In this context, a better understanding of AVH’ pathophysiology may constitute a precious way for the development of new treatments able to relieve patients from their voices. Especially, over the last decade, neuroimaging techniques provided significant advances in the knowing of AVH’ neural underpinnings (7,8). On the one hand, functional brain imaging provided information about the neural bases of the susceptibility to hallucinate in studies measuring brain activity during specific tasks in patients who hallucinate and those who don’t (i.e. “trait” studies) (9,10) Theyrevealed altered functional activity in the temporal lobes of patients with AVH (probably emerging from a competition between AVH and normal external speech for processing sites within the temporal cortex), but also a decrease in the functional activity of the rostral dorsal anterior cingulate cortex, a structure known to be involved in the allocation of an internal or external origin for a given stimulus (11). On the other hand, functional brain imaging allowed for directly measuring brain activation associated with the occurrence of AVHs in “state” (or “capture” studies). Recent meta-analyses of such studies showed increased activity within a complex and distributed network including temporal, parietal, frontal and subcortical regions during AVH (12,13). Particularly, speech production and comprehension areas (i.e. Broca's and Wernicke's areas) have been shown to be involved, but in addition to this network, brain areas involved in contextual memory (i.e. hippocampal complex) seem to play a role (13–15).
Interestingly, these findings have strengthened transdiagnostic neurocognitive models that characterize AVH, but more specifically they built the bases for new therapeutic strategies. For example, rTMS protocols for AVH focus on reducing excitability of the left temporoparietal junction, judged to be a key-region in AVH’ pathophysiology (13,16). In addition to optimizing neuronavigation protocols (e.g. for rTMS target location), the development of "capture" neuroimaging of AVH could enable the development of intermediate therapeutic strategies between neuromodulation and psychotherapy such as fMRI-guided neurofeedback (fMRI-NF), by providing reliable tools to detect in real-time the occurrence of AVH.

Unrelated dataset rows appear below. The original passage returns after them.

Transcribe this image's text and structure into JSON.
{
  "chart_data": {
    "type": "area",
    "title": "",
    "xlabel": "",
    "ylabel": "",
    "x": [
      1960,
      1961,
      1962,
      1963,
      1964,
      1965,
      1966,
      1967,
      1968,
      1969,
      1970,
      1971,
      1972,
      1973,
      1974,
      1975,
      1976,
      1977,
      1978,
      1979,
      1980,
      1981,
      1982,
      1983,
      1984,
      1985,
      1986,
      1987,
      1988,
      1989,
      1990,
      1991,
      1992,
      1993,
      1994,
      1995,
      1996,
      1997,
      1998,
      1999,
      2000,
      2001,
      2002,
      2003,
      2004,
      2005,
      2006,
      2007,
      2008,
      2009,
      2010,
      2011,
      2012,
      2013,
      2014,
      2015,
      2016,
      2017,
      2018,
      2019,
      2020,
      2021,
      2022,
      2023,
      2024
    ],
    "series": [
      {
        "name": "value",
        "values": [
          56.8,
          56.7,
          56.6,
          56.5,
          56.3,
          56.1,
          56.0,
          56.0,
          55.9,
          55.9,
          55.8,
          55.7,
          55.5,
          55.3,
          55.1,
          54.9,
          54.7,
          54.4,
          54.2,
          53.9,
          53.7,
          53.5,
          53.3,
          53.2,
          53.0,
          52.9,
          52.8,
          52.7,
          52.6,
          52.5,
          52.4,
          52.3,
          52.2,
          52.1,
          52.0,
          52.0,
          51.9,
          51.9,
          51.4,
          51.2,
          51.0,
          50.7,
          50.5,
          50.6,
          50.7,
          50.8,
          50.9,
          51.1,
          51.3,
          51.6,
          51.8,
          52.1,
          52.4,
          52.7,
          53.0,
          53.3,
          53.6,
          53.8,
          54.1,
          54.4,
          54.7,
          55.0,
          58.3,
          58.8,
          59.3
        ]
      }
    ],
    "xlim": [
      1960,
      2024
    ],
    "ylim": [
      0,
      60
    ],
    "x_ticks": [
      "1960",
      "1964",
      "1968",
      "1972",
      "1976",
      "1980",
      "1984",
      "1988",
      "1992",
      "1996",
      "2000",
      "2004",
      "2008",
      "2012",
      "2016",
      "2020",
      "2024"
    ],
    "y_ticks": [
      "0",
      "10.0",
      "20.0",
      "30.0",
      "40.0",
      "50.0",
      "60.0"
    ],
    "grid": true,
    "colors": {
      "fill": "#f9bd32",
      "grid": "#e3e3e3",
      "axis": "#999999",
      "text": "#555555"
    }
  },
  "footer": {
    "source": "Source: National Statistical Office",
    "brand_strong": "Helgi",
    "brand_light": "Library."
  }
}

The current paper is an effort toward validating a reliable method for fMRI detection of AVH. The ideal detection method should be: (i) fully automated; (ii) accurate (i.e. with an area under the Receiver operating characteristic (ROC) curve close to 1); (iii) characterized by high inter-subject generalization properties and (iv) with a low-calculation-cost to be easily implemented in a closed-brain computer interface loop.